In the PNAS research, the group of researchers sought to better understand if natural disasters could affect the aging process—specifically, by studying changes in the expression of the monkeys’ genes.
To do so, they compared genetic data from more than 400 rhesus macaques in the four years prior to Hurricane Maria with genetic data from more than 100 rhesus macaques one year after the hurricane.
The results showed that the macaques exhibited a change in expression of 4 percent of immune-cell-expressed genes—changes that were very similar to the changes in gene expression that occur during aging, indicating that the hurricane may have accelerated aging of the immune system. In terms of life span, the hurricane genetically aged the macaques an average of nearly two years, corresponding to seven to eight years of a human life.
“From this study, we have measured the molecular changes associated with aging, including disruptions of protein-folding genes, greater inflammatory immune cell marker gene expression and older biological aging,” notes lead author Marina Watowich, a graduate student at the University of Washington and research scientist at ASU.
“While everyone ages, we don’t all age at the same rate, and our lived experiences, both negative and positive, can alter this pace of aging,” says author Noah Snyder-Mackler, an assistant professor at Arizona State University’s School of Life Sciences. “One negative life experience, surviving an extreme event, can lead to chronic inflammation and the early onset of some age-related diseases, like heart disease. But we still don’t know exactly how these events get embedded in our bodies, leading to negative health effects that may not show up until decades after the event itself.”
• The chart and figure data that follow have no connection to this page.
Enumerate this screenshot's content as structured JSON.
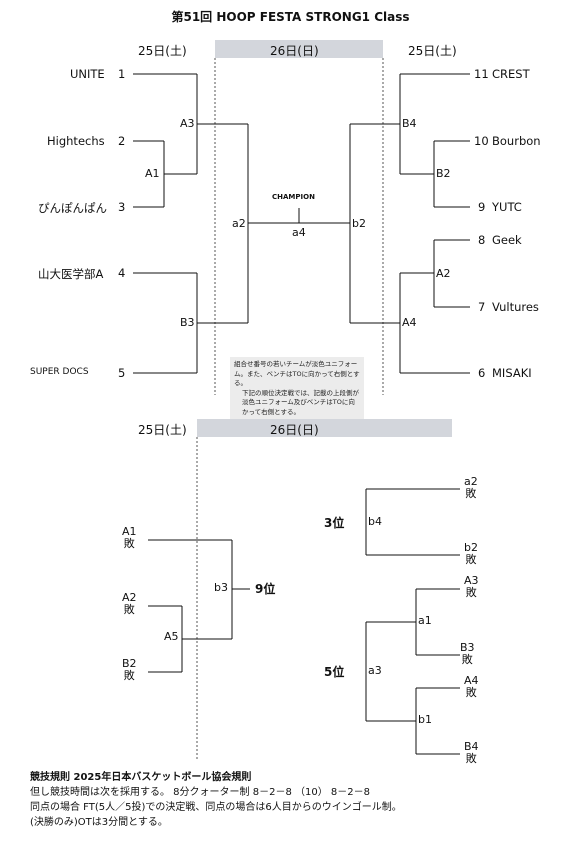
{
  "title": "第51回  HOOP  FESTA    STRONG1  Class",
  "top": {
    "day_left": "25日(土)",
    "day_center": "26日(日)",
    "day_right": "25日(土)",
    "teams_left": [
      {
        "name": "UNITE",
        "seed": "1"
      },
      {
        "name": "Hightechs",
        "seed": "2"
      },
      {
        "name": "ぴんぽんぱん",
        "seed": "3"
      },
      {
        "name": "山大医学部A",
        "seed": "4"
      },
      {
        "name": "SUPER DOCS",
        "seed": "5"
      }
    ],
    "teams_right": [
      {
        "name": "CREST",
        "seed": "11"
      },
      {
        "name": "Bourbon",
        "seed": "10"
      },
      {
        "name": "YUTC",
        "seed": "9"
      },
      {
        "name": "Geek",
        "seed": "8"
      },
      {
        "name": "Vultures",
        "seed": "7"
      },
      {
        "name": "MISAKI",
        "seed": "6"
      }
    ],
    "games": {
      "a3": "A3",
      "a1": "A1",
      "b3": "B3",
      "a2_final": "a2",
      "a4": "a4",
      "b2_final": "b2",
      "b4": "B4",
      "b2": "B2",
      "a2": "A2",
      "a4_right": "A4"
    },
    "champion": "CHAMPION",
    "note_lines": [
      "組合せ番号の若いチームが淡色ユニフォーム。また、ベンチはTOに向かって右側とする。",
      "下記の順位決定戦では、記載の上段側が淡色ユニフォーム及びベンチはTOに向かって右側とする。"
    ]
  },
  "bottom": {
    "day_left": "25日(土)",
    "day_center": "26日(日)",
    "left_entries": [
      {
        "line1": "A1",
        "line2": "敗"
      },
      {
        "line1": "A2",
        "line2": "敗"
      },
      {
        "line1": "B2",
        "line2": "敗"
      }
    ],
    "game_a5": "A5",
    "game_b3": "b3",
    "rank9": "9位",
    "right_top_entries": [
      {
        "line1": "a2",
        "line2": "敗"
      },
      {
        "line1": "b2",
        "line2": "敗"
      }
    ],
    "game_b4": "b4",
    "rank3": "3位",
    "right_entries": [
      {
        "line1": "A3",
        "line2": "敗"
      },
      {
        "line1": "B3",
        "line2": "敗"
      },
      {
        "line1": "A4",
        "line2": "敗"
      },
      {
        "line1": "B4",
        "line2": "敗"
      }
    ],
    "game_a1": "a1",
    "game_b1": "b1",
    "game_a3": "a3",
    "rank5": "5位"
  },
  "rules": {
    "heading": "競技規則      2025年日本バスケットボール協会規則",
    "lines": [
      "但し競技時間は次を採用する。    8分クォーター制    8－2－8 （10） 8－2－8",
      "同点の場合  FT(5人／5投)での決定戦、同点の場合は6人目からのウインゴール制。",
      "(決勝のみ)OTは3分間とする。"
    ]
  }
}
The researchers add that only 2.75 percent of the macaque population died in the immediate aftermath of the storm—and that, in the year after the hurricane, there was no difference in survival. However, the PNAS study shows that severe weather events—which are becoming more frequent and damaging due to climate change—may lead to biologically detrimental consequences for those living through them.
This work was supported, in part, by grants from the National Institutes of Health (F31-AG072787, R00-AG051764, P40-OD012217, R01-AG060931, R01-MH096875, R01-MH089484, R01-MH118203, F32-AG062120, R01-AG075914, and 2P40OD012217).